Just like the complement system, the coagulation system is also important for the maintenance of tissue homeostasis, in addition to its essential role in the prevention of excessive blood loss upon vessel damage or injury. Two routes primarily initiate the coagulation cascade: the contact (intrinsic) pathway and the tissue factor (extrinsic) pathway, which eventually lead to thrombus formation by platelet aggregation and the conversion of soluble fibrinogen into an insoluble fibrin clot by thrombin (11, 12). Interestingly, similar to complement, the process of coagulation is also controlled and restricted to the site of vascular injury by natural anticoagulants (13).

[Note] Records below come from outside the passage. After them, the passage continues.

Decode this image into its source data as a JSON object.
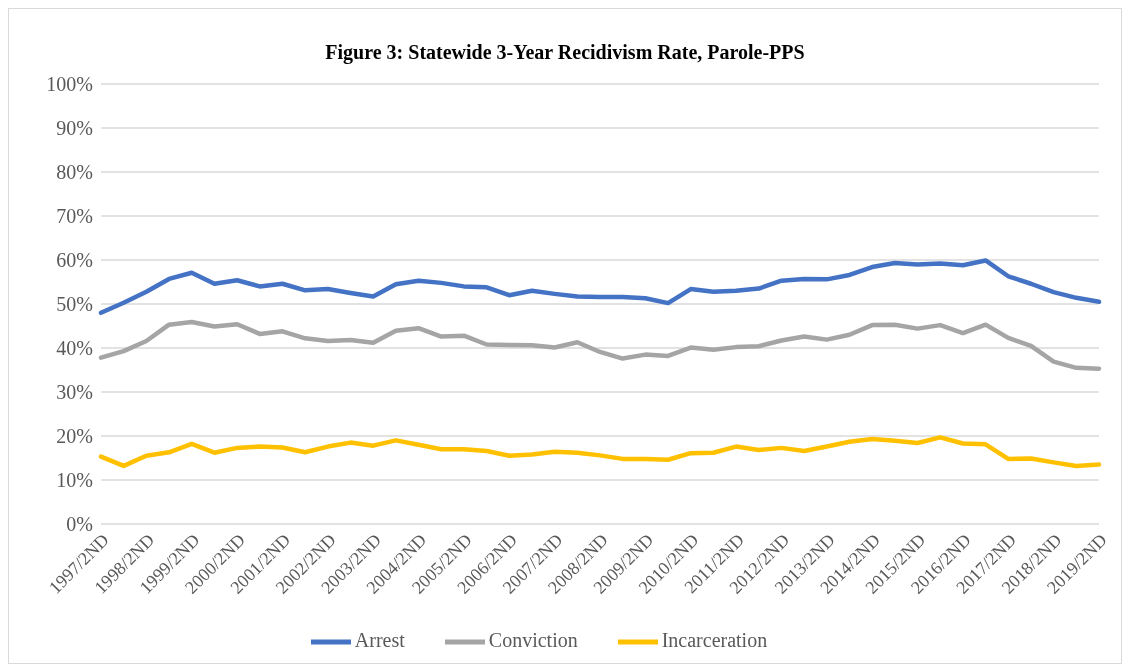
{
  "chart_data": {
    "type": "line",
    "title": "Figure 3: Statewide 3-Year Recidivism Rate, Parole-PPS",
    "categories": [
      "1997/2ND",
      null,
      "1998/2ND",
      null,
      "1999/2ND",
      null,
      "2000/2ND",
      null,
      "2001/2ND",
      null,
      "2002/2ND",
      null,
      "2003/2ND",
      null,
      "2004/2ND",
      null,
      "2005/2ND",
      null,
      "2006/2ND",
      null,
      "2007/2ND",
      null,
      "2008/2ND",
      null,
      "2009/2ND",
      null,
      "2010/2ND",
      null,
      "2011/2ND",
      null,
      "2012/2ND",
      null,
      "2013/2ND",
      null,
      "2014/2ND",
      null,
      "2015/2ND",
      null,
      "2016/2ND",
      null,
      "2017/2ND",
      null,
      "2018/2ND",
      null,
      "2019/2ND"
    ],
    "series": [
      {
        "name": "Arrest",
        "color": "#4472c4",
        "values": [
          48,
          50.3,
          52.8,
          55.7,
          57.1,
          54.6,
          55.4,
          54,
          54.6,
          53.1,
          53.4,
          52.5,
          51.7,
          54.5,
          55.3,
          54.8,
          54,
          53.8,
          52,
          53,
          52.3,
          51.7,
          51.6,
          51.6,
          51.3,
          50.2,
          53.4,
          52.8,
          53,
          53.5,
          55.3,
          55.7,
          55.6,
          56.6,
          58.4,
          59.3,
          59,
          59.2,
          58.8,
          59.9,
          56.3,
          54.6,
          52.7,
          51.4,
          50.5
        ]
      },
      {
        "name": "Conviction",
        "color": "#a5a5a5",
        "values": [
          37.8,
          39.3,
          41.6,
          45.3,
          45.9,
          44.9,
          45.4,
          43.2,
          43.8,
          42.2,
          41.6,
          41.8,
          41.2,
          43.9,
          44.5,
          42.6,
          42.8,
          40.8,
          40.7,
          40.6,
          40.1,
          41.3,
          39.1,
          37.6,
          38.5,
          38.2,
          40.1,
          39.6,
          40.2,
          40.4,
          41.7,
          42.6,
          41.9,
          43,
          45.2,
          45.3,
          44.4,
          45.2,
          43.4,
          45.3,
          42.3,
          40.5,
          36.9,
          35.5,
          35.3
        ]
      },
      {
        "name": "Incarceration",
        "color": "#ffc000",
        "values": [
          15.3,
          13.2,
          15.5,
          16.3,
          18.2,
          16.2,
          17.3,
          17.6,
          17.4,
          16.3,
          17.6,
          18.5,
          17.8,
          19,
          18,
          17,
          17,
          16.6,
          15.5,
          15.8,
          16.4,
          16.2,
          15.6,
          14.8,
          14.8,
          14.6,
          16.1,
          16.2,
          17.6,
          16.8,
          17.3,
          16.6,
          17.6,
          18.7,
          19.3,
          18.9,
          18.4,
          19.7,
          18.3,
          18.1,
          14.8,
          14.9,
          14,
          13.2,
          13.5
        ]
      }
    ],
    "ylim": [
      0,
      100
    ],
    "yticks": [
      {
        "value": 0,
        "label": "0%"
      },
      {
        "value": 10,
        "label": "10%"
      },
      {
        "value": 20,
        "label": "20%"
      },
      {
        "value": 30,
        "label": "30%"
      },
      {
        "value": 40,
        "label": "40%"
      },
      {
        "value": 50,
        "label": "50%"
      },
      {
        "value": 60,
        "label": "60%"
      },
      {
        "value": 70,
        "label": "70%"
      },
      {
        "value": 80,
        "label": "80%"
      },
      {
        "value": 90,
        "label": "90%"
      },
      {
        "value": 100,
        "label": "100%"
      }
    ],
    "grid": "y",
    "legend": "bottom",
    "marker": "none",
    "line_style": "solid"
  }
}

When the clot is no longer needed, and to prevent its extension beyond the site of injury, the clot is gradually dissolved. The process of clot dissolution, known as fibrinolysis, is regulated by the plasminogen-plasmin system (14). Plasminogen is a 92-kDa single chain glycoprotein zymogen of the broad-spectrum protease plasmin. It is primarily synthesized in the liver and circulates at a concentration of ∼2 μm in blood and is composed of a pre-activation peptide (∼8 kDa), five homologous disulfide-bonded kringle domains (K1–5, 65 kDa), and a serine-protease domain (15). The first four kringle domains (K1–K4) of plasminogen are termed angiostatin because of its antiangiogenic role (16), the last kringle domain together with the enzymatic domain is referred to as mini-plasminogen (17). Plasminogen is converted into active serine protease plasmin by plasminogen activators like urokinase-type plasminogen activator (uPA) and tissue-type plasminogen activator (18). Upon activation, plasmin hydrolyzes polymerized fibrin clots into soluble fibrin degradation products. In addition, plasmin also degrades a variety of extracellular matrix and basal membrane components and thus contributes to maintaining homeostasis.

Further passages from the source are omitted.